The Correspondence of Thomas Jefferson

By Subject


I deem it the duty of every man to devote a certain portion of his income for charitable purposes; and that it is his further duty to see it so applied as to do the most good of which it is capable. This I believe to be best insured, by keeping within the circle of his own inquiry and information the subjects of distress to whose relief his contributions shall be applied. If this rule be reasonable in private life, it becomes so necessary in my situation, that to relinquish it would leave me without rule or compass. The applications of this kind from different parts of our own, and from foreign countries, are far beyond any resources within my command. The mission of Serampore, in the East Indies, the object of the present application, is but one of many items. However disposed the mind may feel to unlimited good, our means having limits, we are necessarily circumscribed by them. They are too narrow to relieve even the distresses under my own eye; and to desert these for others which we neither see nor know, is to omit doing a certain good for one which is uncertain. I know, indeed, there have been splendid associations for effecting benevolent purposes in remote regions of the earth.
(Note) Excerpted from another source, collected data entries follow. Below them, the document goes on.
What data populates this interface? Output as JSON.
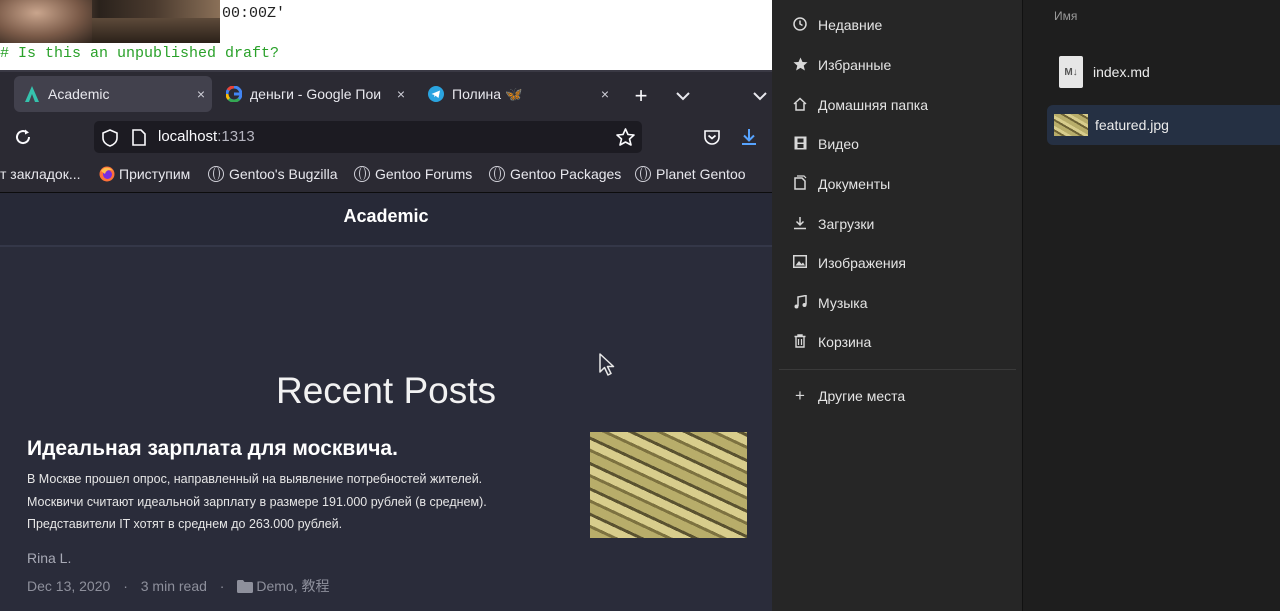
{
  "terminal": {
    "line1": "00:00Z'",
    "line2": "# Is this an unpublished draft?"
  },
  "browser": {
    "tabs": [
      {
        "label": "Academic",
        "icon": "academic-icon",
        "active": true
      },
      {
        "label": "деньги - Google Пои",
        "icon": "google-icon",
        "active": false
      },
      {
        "label": "Полина 🦋",
        "icon": "telegram-icon",
        "active": false
      }
    ],
    "close_glyph": "×",
    "new_tab_glyph": "+",
    "url_host": "localhost",
    "url_port": ":1313",
    "bookmarks": [
      {
        "label": "т закладок...",
        "icon": "folder-icon"
      },
      {
        "label": "Приступим",
        "icon": "firefox-icon"
      },
      {
        "label": "Gentoo's Bugzilla",
        "icon": "globe-icon"
      },
      {
        "label": "Gentoo Forums",
        "icon": "globe-icon"
      },
      {
        "label": "Gentoo Packages",
        "icon": "globe-icon"
      },
      {
        "label": "Planet Gentoo",
        "icon": "globe-icon"
      }
    ]
  },
  "page": {
    "site_title": "Academic",
    "section_title": "Recent Posts",
    "post": {
      "title": "Идеальная зарплата для москвича.",
      "summary_lines": [
        "В Москве прошел опрос, направленный на выявление потребностей жителей.",
        "Москвичи считают идеальной зарплату в размере 191.000 рублей (в среднем).",
        "Представители IT хотят в среднем до 263.000 рублей."
      ],
      "author": "Rina L.",
      "date": "Dec 13, 2020",
      "read_time": "3 min read",
      "sep": "·",
      "categories": "Demo, 教程"
    }
  },
  "file_manager": {
    "places": [
      {
        "label": "Недавние",
        "icon": "clock-icon"
      },
      {
        "label": "Избранные",
        "icon": "star-icon"
      },
      {
        "label": "Домашняя папка",
        "icon": "home-icon"
      },
      {
        "label": "Видео",
        "icon": "video-icon"
      },
      {
        "label": "Документы",
        "icon": "document-icon"
      },
      {
        "label": "Загрузки",
        "icon": "download-icon"
      },
      {
        "label": "Изображения",
        "icon": "image-icon"
      },
      {
        "label": "Музыка",
        "icon": "music-icon"
      },
      {
        "label": "Корзина",
        "icon": "trash-icon"
      }
    ],
    "other_places": "Другие места",
    "column_header": "Имя",
    "files": [
      {
        "name": "index.md",
        "icon": "markdown-file-icon",
        "selected": false
      },
      {
        "name": "featured.jpg",
        "icon": "image-file-icon",
        "selected": true
      }
    ],
    "md_icon_text": "M↓"
  },
  "colors": {
    "browser_chrome": "#2b2a33",
    "page_bg": "#2a2c3a",
    "sidebar_bg": "#262626",
    "selection": "#253043",
    "terminal_green": "#2aa12a",
    "download_blue": "#57a3ff"
  }
}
But no experience of their effect has proved that more good would not have been done by the same means employed nearer home. In explaining, however, my own motives of action, I must not be understood as impeaching those of others. Their views are those of an expanded liberality. Mine may be too much restrained by the law of usefulness. But it is a law to me, and with minds like yours, will be felt as a justification. With this apology, I pray you to accept my salutations, and assurances of high esteem and respect.